Je ne sais pas à quelle altitude se situait le plateau, mais ce devait être au-delà de deux mille mètres, ou pas loin. En tout cas, après trois jours de montagnes d'une rare aridité, la vision qu'il offrait était un soulagement.

Il était ceint d'une barrière rocheuse peu élevée mais qui donnait l'impression qu'on se trouvait à l'intérieur d'une forteresse. Tout de suite, quand la jeep y a débouché, j'ai vu le lac et les palmiers qui le bordaient ; quoique ce soit plus un étang qu'un lac, il n'était pas très grand et manifestement peu profond.
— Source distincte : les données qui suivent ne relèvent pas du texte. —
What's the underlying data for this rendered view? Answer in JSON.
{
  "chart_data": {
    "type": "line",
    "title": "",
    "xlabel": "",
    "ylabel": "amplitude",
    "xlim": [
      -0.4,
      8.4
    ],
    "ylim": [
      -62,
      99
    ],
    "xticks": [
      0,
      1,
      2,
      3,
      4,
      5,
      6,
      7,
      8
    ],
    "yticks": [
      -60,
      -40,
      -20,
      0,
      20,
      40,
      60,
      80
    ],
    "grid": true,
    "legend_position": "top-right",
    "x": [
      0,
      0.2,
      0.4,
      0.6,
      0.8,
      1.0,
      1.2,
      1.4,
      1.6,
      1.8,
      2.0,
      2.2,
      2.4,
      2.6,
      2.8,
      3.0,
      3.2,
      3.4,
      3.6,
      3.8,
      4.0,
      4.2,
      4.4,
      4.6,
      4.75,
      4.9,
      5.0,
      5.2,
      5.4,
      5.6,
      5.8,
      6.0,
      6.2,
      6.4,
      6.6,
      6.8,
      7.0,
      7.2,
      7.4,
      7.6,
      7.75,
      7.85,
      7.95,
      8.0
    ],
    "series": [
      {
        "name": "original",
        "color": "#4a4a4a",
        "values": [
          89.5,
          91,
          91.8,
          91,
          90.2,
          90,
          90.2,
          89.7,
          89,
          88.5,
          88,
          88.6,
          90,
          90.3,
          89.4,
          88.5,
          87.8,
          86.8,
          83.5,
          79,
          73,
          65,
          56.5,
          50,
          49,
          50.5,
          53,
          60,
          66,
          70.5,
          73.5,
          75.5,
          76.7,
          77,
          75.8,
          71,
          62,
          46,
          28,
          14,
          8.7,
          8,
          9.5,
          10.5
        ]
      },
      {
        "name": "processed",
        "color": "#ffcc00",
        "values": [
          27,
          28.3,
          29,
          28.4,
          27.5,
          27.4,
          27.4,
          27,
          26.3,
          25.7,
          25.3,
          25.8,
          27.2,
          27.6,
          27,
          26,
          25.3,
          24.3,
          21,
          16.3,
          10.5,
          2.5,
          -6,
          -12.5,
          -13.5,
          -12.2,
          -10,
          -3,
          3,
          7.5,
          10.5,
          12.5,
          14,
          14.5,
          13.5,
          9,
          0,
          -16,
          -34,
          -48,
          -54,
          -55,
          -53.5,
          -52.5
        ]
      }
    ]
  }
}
Puis j'ai découvert le bosquet de végétation touffue duquel émergeaient quelques poignées d'arbres et, derrière cette oasis inespérée, à flanc de rocher, une construction très blanche qui saillait de la montagne. Devant le bâtiment, il y avait un héliport avec deux appareils. Dziiya a arrêté le véhicule à l'ombre de l'un d'eux.
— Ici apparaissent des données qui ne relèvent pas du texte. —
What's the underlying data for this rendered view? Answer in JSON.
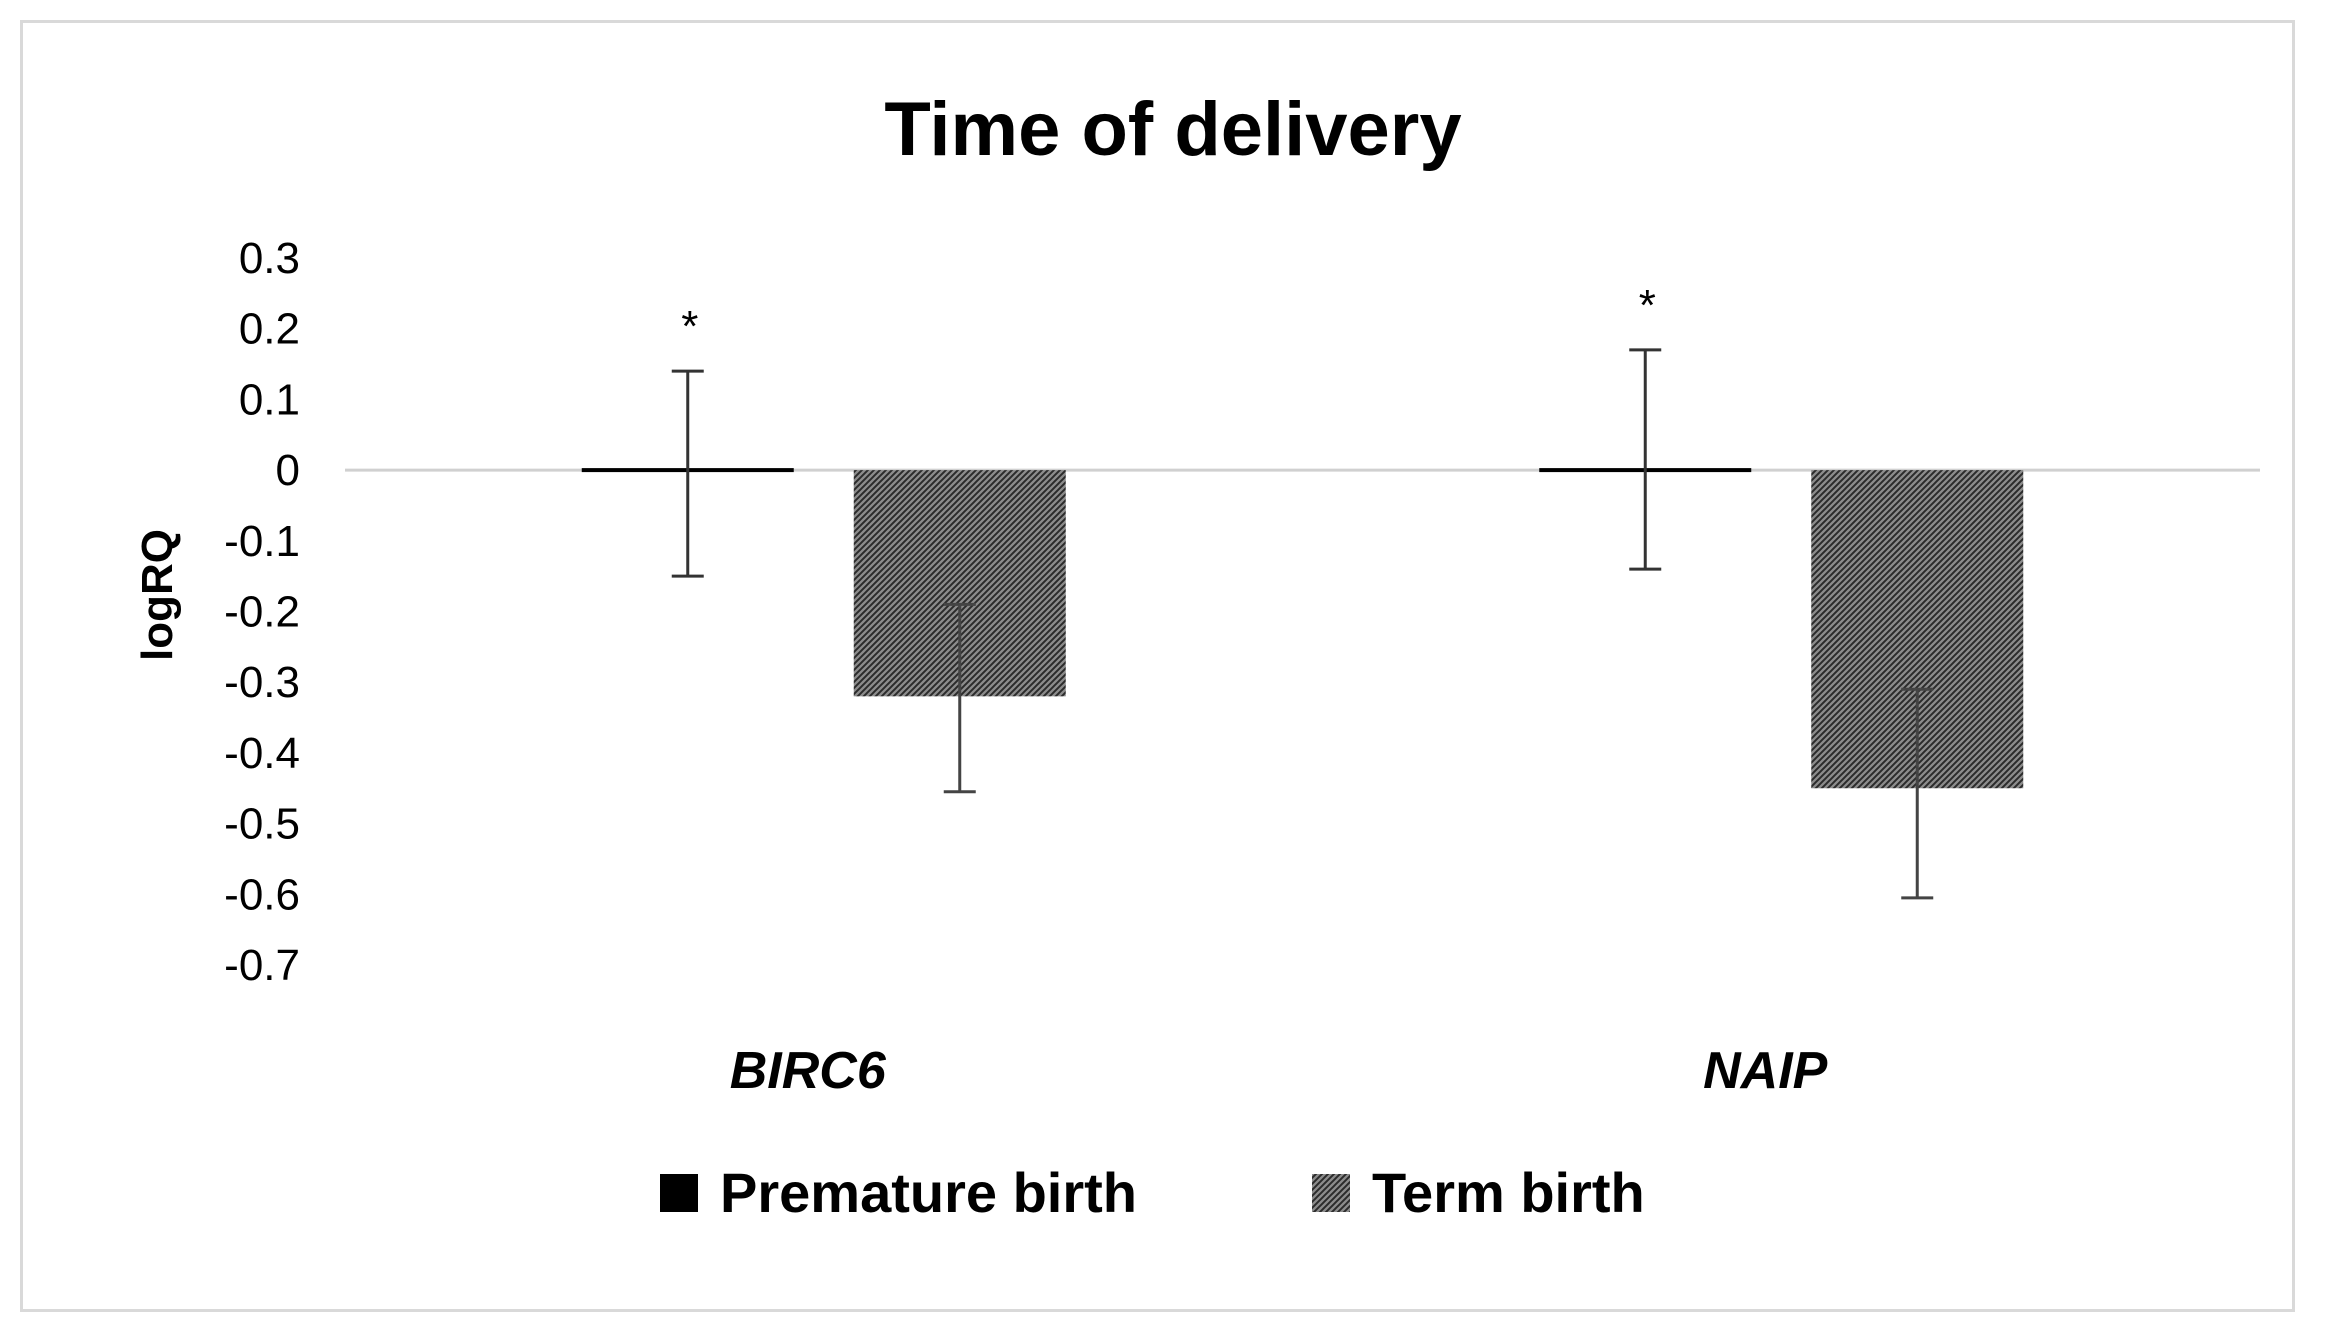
{
  "chart_data": {
    "type": "bar",
    "title": "Time of delivery",
    "xlabel": "",
    "ylabel": "logRQ",
    "ylim": [
      -0.7,
      0.3
    ],
    "yticks": [
      "0.3",
      "0.2",
      "0.1",
      "0",
      "-0.1",
      "-0.2",
      "-0.3",
      "-0.4",
      "-0.5",
      "-0.6",
      "-0.7"
    ],
    "categories": [
      "BIRC6",
      "NAIP"
    ],
    "series": [
      {
        "name": "Premature birth",
        "values": [
          -0.005,
          0.005
        ],
        "err_upper": [
          0.145,
          0.165
        ],
        "err_lower": [
          0.145,
          0.145
        ],
        "fill": "solid",
        "color": "#000000"
      },
      {
        "name": "Term birth",
        "values": [
          -0.32,
          -0.45
        ],
        "err_upper": [
          0.13,
          0.14
        ],
        "err_lower": [
          0.135,
          0.155
        ],
        "fill": "hatched",
        "color": "#595959"
      }
    ],
    "annotations": [
      {
        "category": "BIRC6",
        "series": "Premature birth",
        "text": "*"
      },
      {
        "category": "NAIP",
        "series": "Premature birth",
        "text": "*"
      }
    ],
    "legend_position": "bottom",
    "grid": false
  }
}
Deux sentinelles gardaient un perron élyséen. Elles nous ont salués d'un garde-à-vous rigide et nous ont laissés entrer dans le bâtiment sans aucune formalité. L'escalier menait à un hall au design ultra moderne qu'occupaient une vingtaine de civils (je m'étais attendu à trouver des militaires). Tous discutaient, parfaitement détendus, assis dans des canapés autour de verres et de bouteilles. Nous avons été accueillis chaleureusement — du moins Dziiya, mais on s'est comporté avec moi comme si j'étais un vieil ami — et j'ai été présenté à tant de visages en si peu de temps que je n'ai retenu aucun nom. Le seul militaire (au moins trois étoiles) a patienté jusqu'à ce que les présentations soient faites avant de nous aborder.

—         Il vous attend, s'est-il contenté, nous orientant vers un couloir qui devait s'enfoncer dans la montagne.
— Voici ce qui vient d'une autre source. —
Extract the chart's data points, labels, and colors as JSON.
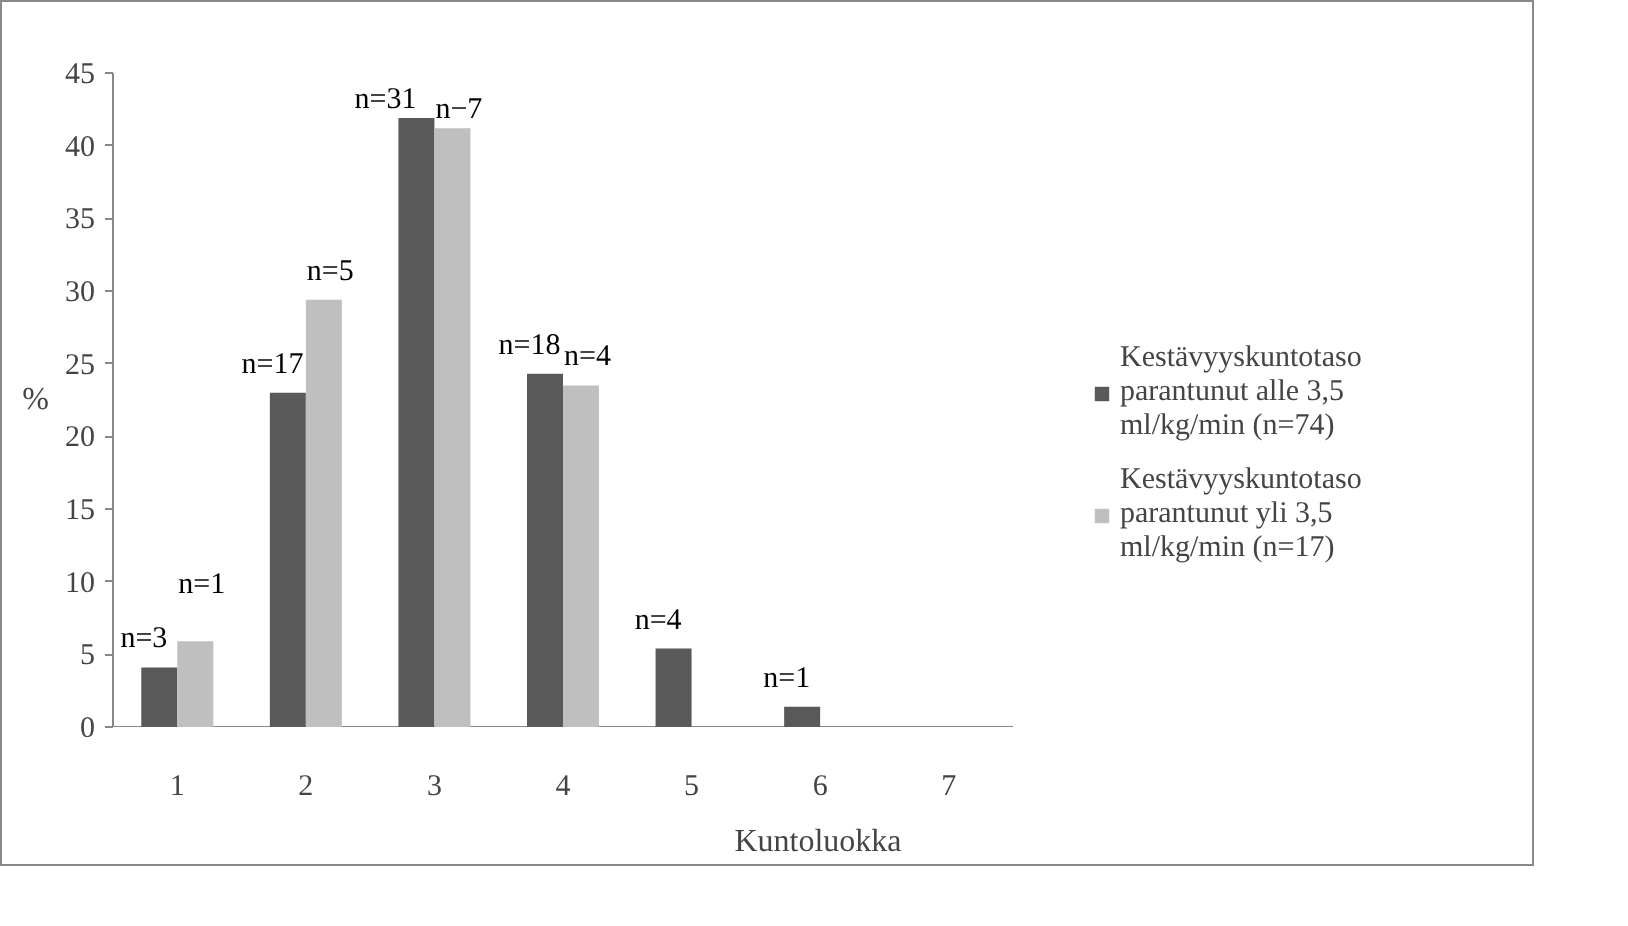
{
  "chart_data": {
    "type": "bar",
    "xlabel": "Kuntoluokka",
    "ylabel": "%",
    "categories": [
      "1",
      "2",
      "3",
      "4",
      "5",
      "6",
      "7"
    ],
    "series": [
      {
        "name": "Kestävyyskuntotaso parantunut alle 3,5 ml/kg/min (n=74)",
        "color": "#595959",
        "values": [
          4.1,
          23.0,
          41.9,
          24.3,
          5.4,
          1.4,
          0
        ]
      },
      {
        "name": "Kestävyyskuntotaso parantunut yli 3,5 ml/kg/min (n=17)",
        "color": "#bfbfbf",
        "values": [
          5.9,
          29.4,
          41.2,
          23.5,
          0,
          0,
          0
        ]
      }
    ],
    "annotations": [
      {
        "text": "n=3",
        "x": "1",
        "y": 4.1
      },
      {
        "text": "n=1",
        "x": "1",
        "y": 5.9
      },
      {
        "text": "n=17",
        "x": "2",
        "y": 23.0
      },
      {
        "text": "n=5",
        "x": "2",
        "y": 29.4
      },
      {
        "text": "n=31",
        "x": "3",
        "y": 41.9
      },
      {
        "text": "n−7",
        "x": "3",
        "y": 41.2
      },
      {
        "text": "n=18",
        "x": "4",
        "y": 24.3
      },
      {
        "text": "n=4",
        "x": "4",
        "y": 23.5
      },
      {
        "text": "n=4",
        "x": "5",
        "y": 5.4
      },
      {
        "text": "n=1",
        "x": "6",
        "y": 1.4
      }
    ],
    "ylim": [
      0,
      45
    ],
    "yticks": [
      0,
      5,
      10,
      15,
      20,
      25,
      30,
      35,
      40,
      45
    ],
    "grid": false,
    "legend": "right"
  }
}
—         Moderne, ce troglodyte, ai-je remarqué.

Dziiya m'a accordé un sourire malicieux et s'est plantée devant une porte surplombée d'une caméra très inquisitrice.

Quelqu'un ou quelque chose a dû la reconnaître, car la porte s'est ouverte, juste avant que je laisse échapper une exclamation de surprise pour le moins musclée.

C'était une salle à peine plus petite que l'amphithéâtre de l'assemblée européenne, un tout petit peu moins encombrée d'ordinateurs que le centre de contrôle spatial de l'O.M.E.S... Effarant ! À vue de nez, il y avait une centaine de postes de travail, qui fonctionnaient tous alors qu'une seule personne était présente, au fond de la pièce, devant une carte murale lumineuse de deux cents mètres carrés. C'était Siyani. Il s'est retourné et avancé vers nous, la main tendue, les yeux pétillants d'une rare affabilité.

—         Bienvenue. (Il m'a broyé les phalanges puis a enserré Dziiya dans ses bras et lui a baisé le front, avant de se retourner vers moi.) Je ne suis pas mécontent de vous rencontrer ici, docteur.

Je voulais paraître aussi décontracté que l'ambiance du bâtiment l'avait semblé. J'ai trouvé une phrase qui, sur le moment, pouvait convenir.

—         Appelez-moi l'Interne, monsieur... J'ai laissé mon titre quelque part en Europe.

—         Très bien, l'Interne, alors cessez de me donner du monsieur. Ici, tout le monde m'appelle Siyani.

Bing. Je me suis dit qu'il eût été préférable de me taire : comment allais-je pouvoir lui adresser la parole, maintenant ? J'eusse préféré être une souris, ou une mouche, ou je ne sais quoi de discret et minuscule.

—         C'est... euh... convenu, ai-je bêlé, en passant du regard de Dziiya à celui de Siyani sans savoir sur lequel me fixer. (À hésiter comme cela entre eux deux, j'ai fini par remarquer ce qui eût dû me sauter aux yeux : leurs traits étaient trop semblables pour que ce ne soit pas le fait d'un étroit lien génétique.) Vous... tu... vous êtes parents ?

Ils ont ri, mais je n'ai pas eu de réponse. Au fond, je n'en avais pas besoin.

—         Venez, a dit Siyani en s'approchant de la carte murale. Vous savez où nous sommes ?

J'ai failli déclarer que non tant je manquais d'idées précises, mais j'avais une carte sous les yeux (c'était celle de la région, j'ai reconnu la mer Rouge) et je pouvais faire un effort.

—         Érythrée ?

Il n'a pas répondu. Il y avait un clavier juste sous la carte. Il y a pianoté quelques secondes et le mur s'est éteint, pour se rallumer en affichant cette fois toute l'Afrique.

—         Les points rouges sont des villes, a-t-il commenté. Les tracés bleus, des cours d'eau.

Il a de nouveau pianoté, et nous avons eu un zoom sur une bande qui allait de l'Atlantique à l'océan Indien, entre le tropique du Cancer et celui du Capricorne. Je me suis étonné que cette région compte autant d'agglomérations et de cours d'eau, alors que je n'en avais jamais vus (à part l'oued de Modayifo), et j'en ai fait la remarque.

—         Cette carte est périmée, m'a éclairé Siyani. C'est une représentation de l'Afrique en 1965. Impressionnant, n'est-ce pas ? (Je crois qu'il parlait des villes.) Puis le climat s'est réchauffé.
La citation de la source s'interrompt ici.